Third, since the participants were presented with vignettes displaying information about fictitious students, the external validity of the study might be extenuated. That is, decisions made by teachers in the classroom might not be alike decisions made by teachers in the laboratory or an online experiment. Effects obtained in experiments usually are larger than effects obtained in non-experimental field studies (e.g., Lovakov & Agadullina, 2021) because in natural settings, a lot more variables interfere and interact with the variables that are controlled for. Hence, the effects obtained in this study might not be generalized to real settings, at least with respect to their size.

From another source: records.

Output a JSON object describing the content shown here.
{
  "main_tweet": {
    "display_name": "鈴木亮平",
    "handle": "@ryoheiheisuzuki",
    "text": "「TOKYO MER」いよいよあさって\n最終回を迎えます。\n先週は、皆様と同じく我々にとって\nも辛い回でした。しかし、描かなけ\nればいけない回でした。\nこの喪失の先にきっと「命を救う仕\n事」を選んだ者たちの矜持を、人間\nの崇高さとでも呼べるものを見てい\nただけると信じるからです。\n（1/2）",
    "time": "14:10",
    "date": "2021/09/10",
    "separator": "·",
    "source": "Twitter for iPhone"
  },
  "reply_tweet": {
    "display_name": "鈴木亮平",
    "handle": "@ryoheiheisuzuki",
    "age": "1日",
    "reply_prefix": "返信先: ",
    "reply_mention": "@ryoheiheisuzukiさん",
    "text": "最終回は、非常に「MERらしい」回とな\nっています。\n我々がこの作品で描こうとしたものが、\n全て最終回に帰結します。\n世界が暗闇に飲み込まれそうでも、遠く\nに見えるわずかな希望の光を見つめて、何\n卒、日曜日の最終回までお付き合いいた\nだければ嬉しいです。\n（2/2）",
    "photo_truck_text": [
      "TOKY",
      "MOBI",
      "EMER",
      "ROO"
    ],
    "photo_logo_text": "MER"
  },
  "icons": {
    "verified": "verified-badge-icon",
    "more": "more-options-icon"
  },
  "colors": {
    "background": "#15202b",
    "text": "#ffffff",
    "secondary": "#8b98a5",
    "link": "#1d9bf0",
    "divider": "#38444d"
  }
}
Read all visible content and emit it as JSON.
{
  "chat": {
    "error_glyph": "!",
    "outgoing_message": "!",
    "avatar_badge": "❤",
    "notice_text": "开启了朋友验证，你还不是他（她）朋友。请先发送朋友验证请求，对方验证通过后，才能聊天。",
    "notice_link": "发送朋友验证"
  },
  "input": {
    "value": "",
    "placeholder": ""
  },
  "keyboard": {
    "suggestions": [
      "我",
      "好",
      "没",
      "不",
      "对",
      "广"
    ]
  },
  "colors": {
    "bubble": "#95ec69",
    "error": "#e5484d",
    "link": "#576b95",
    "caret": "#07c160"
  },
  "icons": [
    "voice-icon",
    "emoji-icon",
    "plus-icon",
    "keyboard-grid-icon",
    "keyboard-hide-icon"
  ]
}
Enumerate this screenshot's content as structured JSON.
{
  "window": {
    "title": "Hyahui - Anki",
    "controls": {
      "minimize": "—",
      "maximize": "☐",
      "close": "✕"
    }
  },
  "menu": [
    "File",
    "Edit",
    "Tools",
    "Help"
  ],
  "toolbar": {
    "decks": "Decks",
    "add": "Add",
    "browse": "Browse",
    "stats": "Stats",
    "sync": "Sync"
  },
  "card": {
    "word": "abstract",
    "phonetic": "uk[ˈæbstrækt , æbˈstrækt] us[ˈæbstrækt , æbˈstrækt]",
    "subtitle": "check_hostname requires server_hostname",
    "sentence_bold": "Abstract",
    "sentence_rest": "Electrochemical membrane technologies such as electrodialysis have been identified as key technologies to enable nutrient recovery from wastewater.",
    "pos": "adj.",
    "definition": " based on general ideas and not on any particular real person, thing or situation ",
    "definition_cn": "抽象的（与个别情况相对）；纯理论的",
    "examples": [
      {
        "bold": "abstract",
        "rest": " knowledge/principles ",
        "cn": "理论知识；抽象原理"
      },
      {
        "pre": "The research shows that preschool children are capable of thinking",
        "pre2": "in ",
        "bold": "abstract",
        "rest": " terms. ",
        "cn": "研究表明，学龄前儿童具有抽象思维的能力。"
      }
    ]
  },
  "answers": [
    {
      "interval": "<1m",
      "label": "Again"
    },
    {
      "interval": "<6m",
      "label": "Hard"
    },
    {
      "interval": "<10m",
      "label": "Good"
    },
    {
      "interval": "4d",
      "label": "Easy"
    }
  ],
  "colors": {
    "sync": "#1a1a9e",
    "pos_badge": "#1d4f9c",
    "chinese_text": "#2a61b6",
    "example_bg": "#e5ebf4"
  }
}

Conclusions and implications

Stereotypes related to ADHD are deeply rooted in society. They are displayed and experienced by many individuals, particularly by teachers and students. Their impacts, as shown by numerous scientific studies, can be devastating to those affected (Nguyen & Hinshaw, 2020). This study, on the contrary, sheds a positive light on teachers. It shows that—at least in this sample—in-service and pre-service teachers were not prone to stereotype students according to a label presenting them as diagnosed with ADHD. Instead, the participants of the current study met their obligations when recommending primary-school students, displayed by vignettes, for one of two possible tracks in secondary school. That is, they judged the students’ achievement, represented by their grade point average and their behavior, in the first place. Yet, despite official regulations guiding school-placement recommendations in all German federal states, the participants valued achievements as well as the behavior of male and female students differently. In particular, behavior mattered more for girls than for boys, when they were high-achievers. This result is likely to be affected by gender stereotypes held by the participants. Thus, the recommendations made by the teachers were not bias-free; however, the bias was rather small, compared to similar studies (e.g., Author et al., 2019).

The results of the present study are therefore encouraging. Perhaps progress has been made, and teachers are now less influenced by diagnostic labels than they are often supposed to be (Koonce et al., 2004; Ohan et al., 2011). Rather than being biased by a label, the evidence provided by the present study suggests that both achievement and behavior of students have a stronger influence on subsequent judgments than the absence or presence of a mere label. Hence, the authors abstain from doing what often is done at the end of a paper, namely to recommend teacher training to overcome social stereotypes. It is just recommended to do more research on this topic, both in the laboratory and in the field, to monitor teachers’ (and pre-service teachers’) proneness to stereotype students.